Some, like Amoco and Royal Dutch are rewarding investors with nearly 100 percent of their earnings, he said, while Arco pays out more than it earns.
That's been part of the allure -- reason enough for investors to stockpile their portfolios with the high-priced sector shares.
But oddly enough, it's those same dividends that may be undercutting the industry's long-term financial stability.
"This is like eating your seed corn, if you pay out more than you earn," Rice said.
Moreover, he said, corporate cutbacks and industry mergers are no longer giving these companies the competitive edge they once did.
"You have to look at the recent rash of mergers in the refining industry," Rice said. "They are not aggressive, but defensive moves to try and somehow form a larger position in the market. But when everyone does the same thing, the effects are soon competed away."
Cutting back
Mobile told investors Wednesday its spending levels will be lower next year than the $5.9 billion originally projected, due to lingering record low crude oil prices.

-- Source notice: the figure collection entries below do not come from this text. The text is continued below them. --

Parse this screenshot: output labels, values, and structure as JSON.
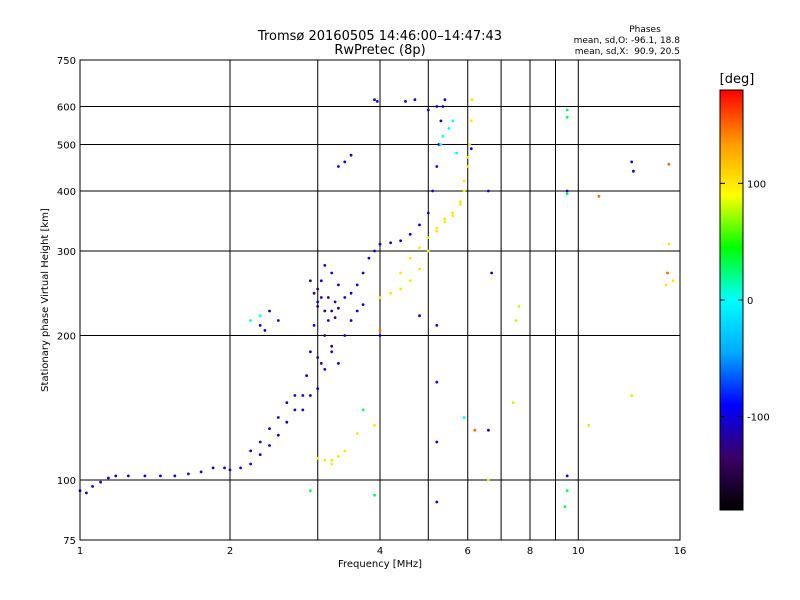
{
  "chart_data": {
    "type": "scatter",
    "title": "Tromsø 20160505 14:46:00–14:47:43",
    "subtitle": "RwPretec (8p)",
    "xlabel": "Frequency [MHz]",
    "ylabel": "Stationary phase Virtual Height [km]",
    "x_scale": "log",
    "y_scale": "log",
    "xlim": [
      1,
      16
    ],
    "ylim": [
      75,
      750
    ],
    "x_ticks": [
      1,
      2,
      4,
      6,
      8,
      10,
      16
    ],
    "x_minor": [
      3,
      5,
      7,
      9
    ],
    "y_ticks": [
      75,
      100,
      200,
      300,
      400,
      500,
      600,
      750
    ],
    "grid": true,
    "phase_box": {
      "title": "Phases",
      "line1": "mean, sd,O: -96.1, 18.8",
      "line2": "mean, sd,X:  90.9, 20.5"
    },
    "colorbar": {
      "label": "[deg]",
      "range": [
        -180,
        180
      ],
      "ticks": [
        100,
        0,
        -100
      ],
      "colors": [
        "#000000",
        "#3a0066",
        "#0000ff",
        "#00aaff",
        "#00ffff",
        "#00ff00",
        "#ffff00",
        "#ff9900",
        "#ff0000"
      ]
    },
    "series": [
      {
        "phase": -100,
        "points": [
          [
            1.0,
            95
          ],
          [
            1.03,
            94
          ],
          [
            1.06,
            97
          ],
          [
            1.1,
            99
          ],
          [
            1.14,
            101
          ],
          [
            1.18,
            102
          ],
          [
            1.25,
            102
          ],
          [
            1.35,
            102
          ],
          [
            1.45,
            102
          ],
          [
            1.55,
            102
          ],
          [
            1.65,
            103
          ],
          [
            1.75,
            104
          ],
          [
            1.85,
            106
          ],
          [
            1.95,
            106
          ],
          [
            2.0,
            105
          ],
          [
            2.1,
            106
          ],
          [
            2.2,
            108
          ],
          [
            2.3,
            113
          ],
          [
            2.4,
            118
          ],
          [
            2.5,
            124
          ],
          [
            2.6,
            132
          ],
          [
            2.7,
            140
          ],
          [
            2.8,
            150
          ],
          [
            2.85,
            165
          ],
          [
            2.9,
            185
          ],
          [
            2.95,
            210
          ],
          [
            3.0,
            235
          ],
          [
            3.05,
            260
          ],
          [
            3.1,
            280
          ],
          [
            3.2,
            270
          ],
          [
            3.3,
            255
          ],
          [
            3.4,
            240
          ],
          [
            3.5,
            245
          ],
          [
            3.6,
            255
          ],
          [
            3.7,
            270
          ],
          [
            3.8,
            290
          ],
          [
            3.9,
            300
          ],
          [
            4.0,
            310
          ],
          [
            4.2,
            312
          ],
          [
            4.4,
            315
          ],
          [
            4.6,
            325
          ],
          [
            4.8,
            340
          ],
          [
            5.0,
            360
          ],
          [
            5.1,
            400
          ],
          [
            5.2,
            450
          ],
          [
            5.25,
            500
          ],
          [
            5.3,
            560
          ],
          [
            5.35,
            600
          ],
          [
            5.4,
            620
          ],
          [
            2.2,
            115
          ],
          [
            2.3,
            120
          ],
          [
            2.4,
            128
          ],
          [
            2.5,
            135
          ],
          [
            2.6,
            145
          ],
          [
            2.7,
            150
          ],
          [
            2.8,
            140
          ],
          [
            2.9,
            150
          ],
          [
            3.0,
            155
          ],
          [
            3.1,
            170
          ],
          [
            3.2,
            185
          ],
          [
            3.3,
            175
          ],
          [
            3.4,
            200
          ],
          [
            3.5,
            215
          ],
          [
            3.6,
            225
          ],
          [
            3.7,
            232
          ],
          [
            2.3,
            210
          ],
          [
            2.4,
            225
          ],
          [
            2.5,
            215
          ],
          [
            2.35,
            205
          ],
          [
            3.3,
            450
          ],
          [
            3.4,
            460
          ],
          [
            3.5,
            475
          ],
          [
            4.5,
            615
          ],
          [
            4.7,
            620
          ],
          [
            3.9,
            620
          ],
          [
            3.95,
            615
          ],
          [
            5.0,
            590
          ],
          [
            5.2,
            600
          ],
          [
            6.6,
            400
          ],
          [
            6.7,
            270
          ],
          [
            9.5,
            400
          ],
          [
            9.5,
            102
          ],
          [
            12.8,
            460
          ],
          [
            12.9,
            440
          ],
          [
            4.8,
            220
          ],
          [
            5.2,
            210
          ],
          [
            5.2,
            160
          ],
          [
            5.2,
            120
          ],
          [
            5.2,
            90
          ],
          [
            4.0,
            200
          ],
          [
            6.1,
            490
          ],
          [
            6.6,
            127
          ]
        ]
      },
      {
        "phase": -130,
        "points": [
          [
            2.9,
            260
          ],
          [
            3.0,
            250
          ],
          [
            3.05,
            240
          ],
          [
            3.1,
            225
          ],
          [
            3.15,
            215
          ],
          [
            3.2,
            225
          ],
          [
            3.25,
            218
          ],
          [
            3.1,
            200
          ],
          [
            3.2,
            190
          ],
          [
            3.0,
            180
          ],
          [
            3.05,
            175
          ],
          [
            2.95,
            245
          ],
          [
            3.0,
            230
          ],
          [
            3.15,
            240
          ],
          [
            3.25,
            235
          ],
          [
            3.3,
            228
          ]
        ]
      },
      {
        "phase": 100,
        "points": [
          [
            3.0,
            111
          ],
          [
            3.1,
            110
          ],
          [
            3.2,
            110
          ],
          [
            3.3,
            112
          ],
          [
            3.4,
            115
          ],
          [
            3.2,
            108
          ],
          [
            4.0,
            240
          ],
          [
            4.2,
            245
          ],
          [
            4.4,
            250
          ],
          [
            4.6,
            260
          ],
          [
            4.8,
            275
          ],
          [
            5.0,
            300
          ],
          [
            5.2,
            330
          ],
          [
            5.4,
            350
          ],
          [
            5.6,
            360
          ],
          [
            5.8,
            375
          ],
          [
            5.9,
            400
          ],
          [
            6.0,
            450
          ],
          [
            6.05,
            500
          ],
          [
            6.1,
            560
          ],
          [
            6.12,
            620
          ],
          [
            4.4,
            270
          ],
          [
            4.6,
            290
          ],
          [
            4.8,
            305
          ],
          [
            5.0,
            320
          ],
          [
            5.2,
            335
          ],
          [
            5.4,
            345
          ],
          [
            5.6,
            355
          ],
          [
            5.8,
            380
          ],
          [
            5.9,
            420
          ],
          [
            6.0,
            470
          ],
          [
            3.9,
            130
          ],
          [
            3.6,
            125
          ],
          [
            15.2,
            310
          ],
          [
            15.0,
            255
          ],
          [
            15.5,
            260
          ]
        ]
      },
      {
        "phase": 0,
        "points": [
          [
            2.3,
            220
          ],
          [
            2.2,
            215
          ],
          [
            5.9,
            135
          ],
          [
            5.3,
            500
          ],
          [
            5.35,
            520
          ],
          [
            5.5,
            540
          ],
          [
            5.6,
            560
          ],
          [
            5.7,
            480
          ]
        ]
      },
      {
        "phase": 30,
        "points": [
          [
            2.9,
            95
          ],
          [
            3.7,
            140
          ],
          [
            9.5,
            590
          ],
          [
            9.5,
            570
          ],
          [
            9.5,
            95
          ],
          [
            9.4,
            88
          ],
          [
            3.9,
            93
          ],
          [
            9.5,
            395
          ]
        ]
      },
      {
        "phase": 150,
        "points": [
          [
            15.2,
            455
          ],
          [
            15.1,
            270
          ],
          [
            11.0,
            390
          ],
          [
            4.0,
            205
          ],
          [
            6.2,
            127
          ]
        ]
      },
      {
        "phase": 80,
        "points": [
          [
            7.5,
            215
          ],
          [
            7.6,
            230
          ],
          [
            10.5,
            130
          ],
          [
            12.8,
            150
          ],
          [
            6.6,
            100
          ],
          [
            7.4,
            145
          ]
        ]
      }
    ]
  }
}
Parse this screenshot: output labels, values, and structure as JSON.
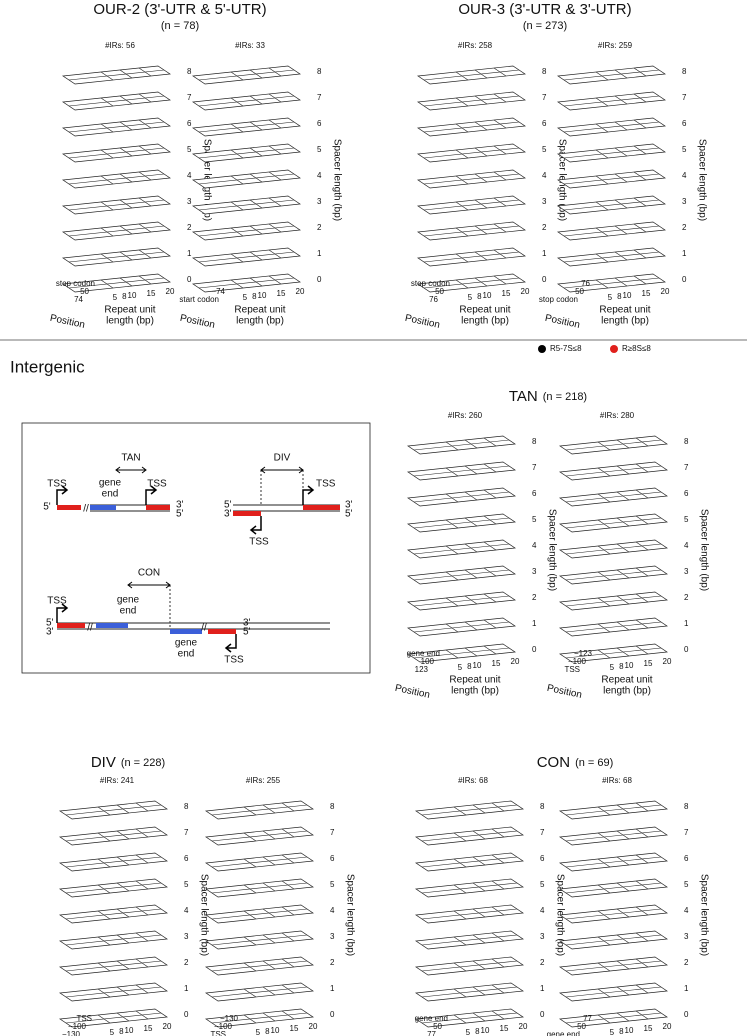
{
  "sections": [
    {
      "title": "OUR-2 (3'-UTR & 5'-UTR)",
      "n": "(n = 78)",
      "panels": [
        {
          "count": "#IRs: 56",
          "position_ticks": [
            "stop codon",
            "50",
            "74"
          ]
        },
        {
          "count": "#IRs: 33",
          "position_ticks": [
            "−74",
            "start codon"
          ]
        }
      ]
    },
    {
      "title": "OUR-3 (3'-UTR & 3'-UTR)",
      "n": "(n = 273)",
      "panels": [
        {
          "count": "#IRs: 258",
          "position_ticks": [
            "stop codon",
            "50",
            "76"
          ]
        },
        {
          "count": "#IRs: 259",
          "position_ticks": [
            "76",
            "50",
            "stop codon"
          ]
        }
      ]
    },
    {
      "title": "TAN",
      "n": "(n = 218)",
      "panels": [
        {
          "count": "#IRs: 260",
          "position_ticks": [
            "gene end",
            "100",
            "123"
          ]
        },
        {
          "count": "#IRs: 280",
          "position_ticks": [
            "−123",
            "−100",
            "TSS"
          ]
        }
      ]
    },
    {
      "title": "DIV",
      "n": "(n = 228)",
      "panels": [
        {
          "count": "#IRs: 241",
          "position_ticks": [
            "TSS",
            "−100",
            "−130"
          ]
        },
        {
          "count": "#IRs: 255",
          "position_ticks": [
            "−130",
            "−100",
            "TSS"
          ]
        }
      ]
    },
    {
      "title": "CON",
      "n": "(n = 69)",
      "panels": [
        {
          "count": "#IRs: 68",
          "position_ticks": [
            "gene end",
            "50",
            "77"
          ]
        },
        {
          "count": "#IRs: 68",
          "position_ticks": [
            "77",
            "50",
            "gene end"
          ]
        }
      ]
    }
  ],
  "spacer_levels": [
    "0",
    "1",
    "2",
    "3",
    "4",
    "5",
    "6",
    "7",
    "8"
  ],
  "repeat_ticks": [
    "5",
    "8",
    "10",
    "15",
    "20"
  ],
  "axis_labels": {
    "spacer": "Spacer length (bp)",
    "position": "Position",
    "repeat": [
      "Repeat unit",
      "length (bp)"
    ]
  },
  "intergenic": "Intergenic",
  "legend": [
    {
      "label": "R5-7S≤8",
      "color": "#000000"
    },
    {
      "label": "R≥8S≤8",
      "color": "#e0201c"
    }
  ],
  "diagram": {
    "tan": "TAN",
    "div": "DIV",
    "con": "CON",
    "tss": "TSS",
    "gene_end": [
      "gene",
      "end"
    ],
    "five": "5'",
    "three": "3'",
    "brk": "//"
  }
}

Mobil Chief Financial Officer Eugene Renna said the company believes it is "prudent to take out some insurance against the possibility that depressed oil and chemical market conditions will continue for some time."
The news followed similar reports earlier this week from Texaco, Exxon, Chevron.
"To me that's the greatest indication that they think it's going to go on for a while," said S&P Equity Group analyst Norman Rosenberg.
On Monday, Texaco Inc.'s Chairman Peter Bijur also noted that capital spending for 1998 will be about 20 percent lower than projected earlier this year.
He said actual capital spending for 1998 should come in around $3.6 billion to $3.7 billion against the company's initial expectations of $4.6 billion. He declined to project actual capital spending in 1999, but said it would be less than the initial 1998 projection.
Bijur said later that Texaco will announce several money-savings efforts, but did not disclose details.
Exxon, too, said its capital spending budget will be finalized in December, but already company chairman and chief executive Lee Raymond said he expects next year's spending to be down from 1998's $10.2 billion.
And Wednesday afternoon, Unocal Corp., a smaller, less international oil company, announced its capital expenditures would be 30 percent to 40 percent lower next year from 1998.
"Our challenge in the near term is to deliver earnings, maintain production and keep a manageable level of debt while funding key growth projects in a world of depressed commodity prices," said company Chairman and Chief Executive Roger C. Beach.
Credit Suisse First Boston analyst Jim Clark said spending reductions on exploration missions and other high-prices projects, and the inevitable layoffs that go with it, are a necessary evil in today's tough marketplace.
"There is overbuilding in this business," he said. "There is too much capital chasing too little demand. We expect to see capital spending reductions for the major oil companies of around 10 percent next year."
Asia
On Tuesday, however, a group of industry heavy hitters offered a glimmer of hope that the situation for the oil industry may be improving.
The executives said at a convention in San Francisco that the worst of Asia's economic woes could be over and a recovery could be under way by 2000.
Those following the industry believe oil prices and supply and demand ratios are at least six months away from recovery.
In the meantime, Clark said Wall Street can expect "big spending reductions and continued consolidation activity."